As it turns out, all of that pain and redness and agony and discomfort actually serves a very specific purpose. According to a stable of researchers from University of California, San Diego School of Medicine, the skin is attempting to purge damaged RNA cells during this period in order to keep the body in good working condition. The result of your body's mission to rid itself of these radiation-saturated cells is the sunburn. Although it makes taking a hot shower painfully unbearable, believe it or not, it's actually trying to keep you healthy.

"The inflammatory response is important to start the process of healing after cell death," explained lead investigator Dr. Richard Gallo. "We also believe the inflammatory process may clean up cells with genetic damage before they can become cancer. Of course, this process is imperfect and with more UV exposure, there is more chance of cells becoming cancerous."

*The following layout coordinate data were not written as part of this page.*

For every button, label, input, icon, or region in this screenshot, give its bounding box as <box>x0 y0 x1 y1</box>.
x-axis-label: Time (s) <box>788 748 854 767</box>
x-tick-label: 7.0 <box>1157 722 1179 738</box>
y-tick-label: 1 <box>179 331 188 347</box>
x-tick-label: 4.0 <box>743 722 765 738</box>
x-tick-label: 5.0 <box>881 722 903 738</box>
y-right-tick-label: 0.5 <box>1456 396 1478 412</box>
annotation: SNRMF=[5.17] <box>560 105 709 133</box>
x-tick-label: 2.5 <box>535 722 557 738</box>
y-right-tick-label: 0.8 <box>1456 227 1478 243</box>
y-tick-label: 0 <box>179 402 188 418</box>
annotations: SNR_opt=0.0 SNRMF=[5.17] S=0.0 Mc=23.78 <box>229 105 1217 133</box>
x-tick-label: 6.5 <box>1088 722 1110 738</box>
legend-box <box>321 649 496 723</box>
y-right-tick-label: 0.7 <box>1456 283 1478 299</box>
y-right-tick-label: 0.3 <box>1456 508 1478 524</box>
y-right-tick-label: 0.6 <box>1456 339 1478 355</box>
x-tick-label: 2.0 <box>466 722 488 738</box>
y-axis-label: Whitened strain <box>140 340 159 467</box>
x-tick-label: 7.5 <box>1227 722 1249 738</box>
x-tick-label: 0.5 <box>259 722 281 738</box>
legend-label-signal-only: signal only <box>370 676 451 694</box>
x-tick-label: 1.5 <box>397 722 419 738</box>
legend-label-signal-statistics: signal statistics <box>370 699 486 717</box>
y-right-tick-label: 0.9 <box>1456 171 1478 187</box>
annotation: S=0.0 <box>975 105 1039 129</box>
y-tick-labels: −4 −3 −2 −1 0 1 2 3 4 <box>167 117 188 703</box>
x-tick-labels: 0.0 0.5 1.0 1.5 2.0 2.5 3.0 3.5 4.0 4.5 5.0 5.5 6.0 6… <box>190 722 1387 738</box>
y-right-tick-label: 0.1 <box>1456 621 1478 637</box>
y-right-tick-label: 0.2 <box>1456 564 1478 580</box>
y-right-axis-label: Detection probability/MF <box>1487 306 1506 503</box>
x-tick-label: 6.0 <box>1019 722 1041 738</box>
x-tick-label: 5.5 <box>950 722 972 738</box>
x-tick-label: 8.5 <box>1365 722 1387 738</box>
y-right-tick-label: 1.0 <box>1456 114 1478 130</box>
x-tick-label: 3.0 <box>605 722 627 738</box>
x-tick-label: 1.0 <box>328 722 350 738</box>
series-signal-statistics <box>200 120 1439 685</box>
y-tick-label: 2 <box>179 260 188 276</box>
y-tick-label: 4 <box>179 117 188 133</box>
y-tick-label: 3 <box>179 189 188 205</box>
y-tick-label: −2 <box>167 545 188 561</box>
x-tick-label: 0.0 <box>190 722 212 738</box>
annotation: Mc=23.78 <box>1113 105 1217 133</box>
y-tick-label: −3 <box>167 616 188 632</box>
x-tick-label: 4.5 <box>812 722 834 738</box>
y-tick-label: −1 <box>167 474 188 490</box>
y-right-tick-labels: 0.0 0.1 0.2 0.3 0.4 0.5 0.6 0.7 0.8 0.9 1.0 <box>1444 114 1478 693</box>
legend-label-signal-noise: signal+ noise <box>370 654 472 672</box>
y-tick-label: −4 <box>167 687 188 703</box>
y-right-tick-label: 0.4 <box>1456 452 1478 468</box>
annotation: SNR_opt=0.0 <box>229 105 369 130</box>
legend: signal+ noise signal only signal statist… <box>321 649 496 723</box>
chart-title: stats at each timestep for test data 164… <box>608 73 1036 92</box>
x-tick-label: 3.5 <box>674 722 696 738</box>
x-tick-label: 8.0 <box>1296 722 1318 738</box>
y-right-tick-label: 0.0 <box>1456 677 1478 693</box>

Since the body's process of getting rid of these sun-savaged cells is imperfect, how does one effectively lower the risk of developing skin cancer? My guess would be to limit the amount of time you spend basking in the glow of those harmful UV rays. Moderation is apparently the key.

Genetics also plays a part in how we deal with the effects of the sun, as well. "We know in our mouse genetic models that specific genes will change how the mice get sunburn," Gallo added. "Humans have similar genes, but it is not known if people have mutations in these genes that affect their sun response."

It's worth noting, of course, that these results should be considered preliminary since they were obtain from laboratory mice.